2D-STE predicted outcome and provided incremental prognostic information over the current prognostic staging system, especially in the group without CA.
本研究评估二维斑点追踪超声心动图(2D-STE)是否在预后方面优于传统的临床、超声心动图和血清标志物,重点关注当前的预后分期系统,在左心室射血分数保留的轻链(AL)淀粉样变性患者中。
心脏淀粉样变性(CA)是 AL 淀粉样变性患者预后的主要决定因素。目前的预后分期系统主要基于心肌肌钙蛋白 T(cTnT)、N 末端 pro-B 型利钠肽(NT-proBNP)和游离轻链差异(FLC-diff)的血清水平。
连续经活检证实的 AL 淀粉样变性且左心室射血分数≥55%的患者分为伴有 CA 组(n=63)和不伴有 CA 组(n=87)。使用 Vivid E9(GE Healthcare Co.,Milwaukee,威斯康星州)和 syngo Velocity Vector Imaging(VVI)软件(西门子医疗解决方案美国公司,马伦贝,宾夕法尼亚州)进行二维应变(GLS),分别为 GLS 和 GLS。
在伴有 CA 的组 1中发生 32 例死亡(51%),在不伴有 CA 的组 2中发生 13 例(15%)(p≤0.001)。组 1的壁更厚,二尖瓣前间隔组织多普勒速度更早,左心室质量、左心房容积、肾小球滤过率、FLC-diff、cTnT 和 NT-proBNP 更大(p<0.001)。对于整个队列,GLS≥-14.81、GLS≥-15.02、cTnT、NT-proBNP、FLC-diff、年龄、左心室壁厚度、二尖瓣前间隔组织多普勒速度更早、舒张功能分级、肾小球滤过率、减速时间和左心房容积是死亡的单因素预测因素。

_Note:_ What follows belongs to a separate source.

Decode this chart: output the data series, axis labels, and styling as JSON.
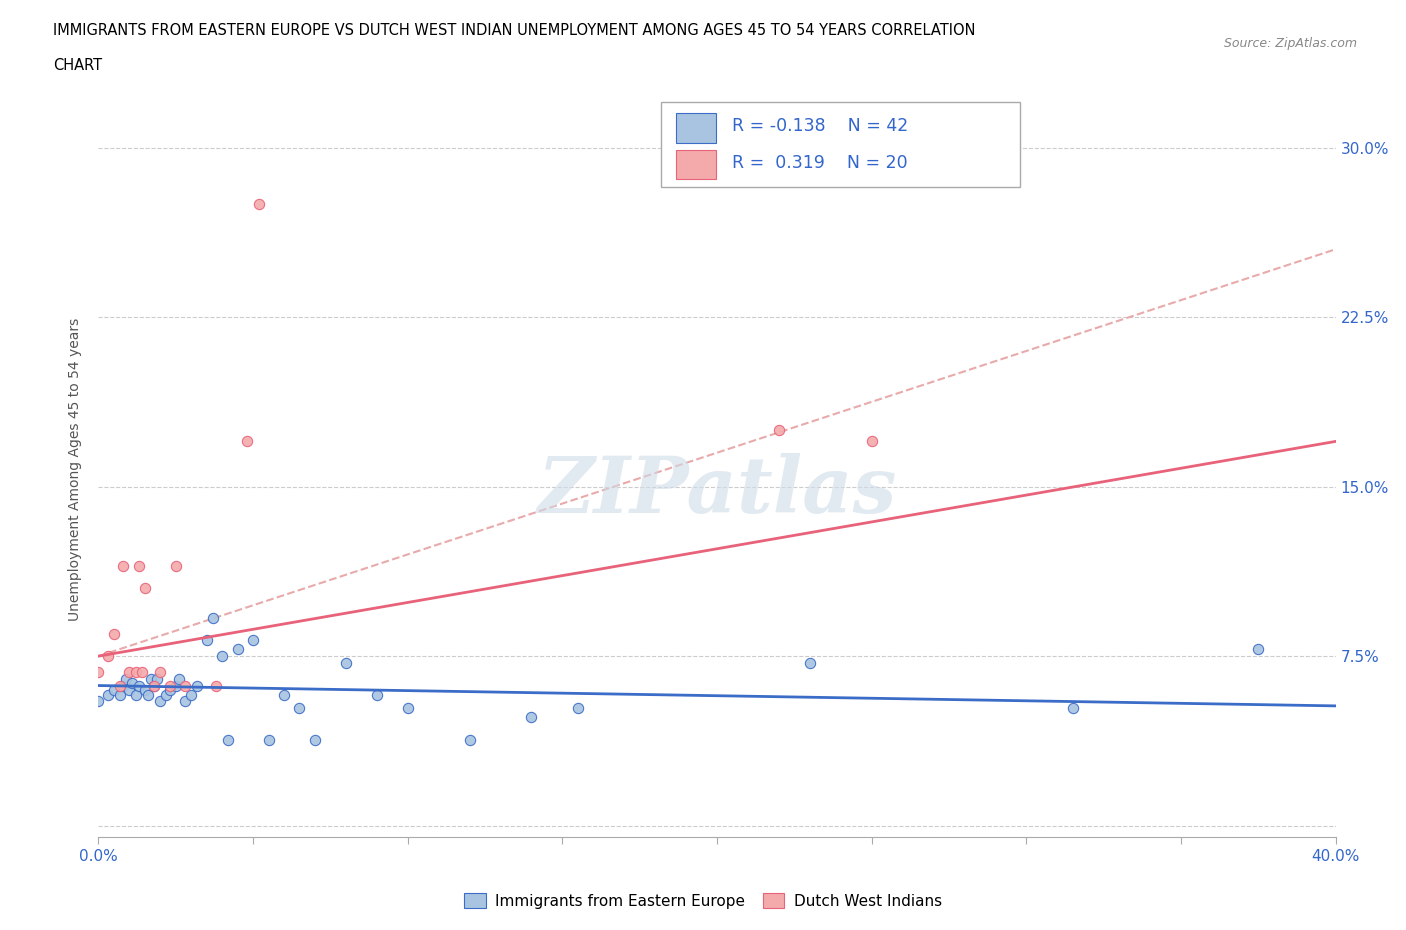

在多变量 Cox 模型中,GLS≥-14.81(危险比[HR]:2.68;95%置信区间[CI]:1.07 至 7.13;p=0.03)、FLC-diff、NT-proBNP 和年龄是生存的独立预测因素。GLS≥-15.02(HR:2.44;95%CI:0.98 至 6.33;p=0.055)也有强烈趋势。使用嵌套逻辑回归模型,GLS(p=0.03)和 GLS(p=0.05)提供了比 cTnT、NT-proBNP 和 FLC-diff 更好的预后价值。对于仅限于无 CA 组(非 CA)的生存分析,GLS 和 GLS 均预测了全因死亡率(GLS HR:1.23;95%CI:1.03 至 1.47 [p=0.02];GLS HR:1.22;95%CI:1.01 至 1.49 [p=0.04])。
2D-STE 预测了预后,并提供了比当前预后分期系统更好的预后信息,尤其是在没有 CA 的组中。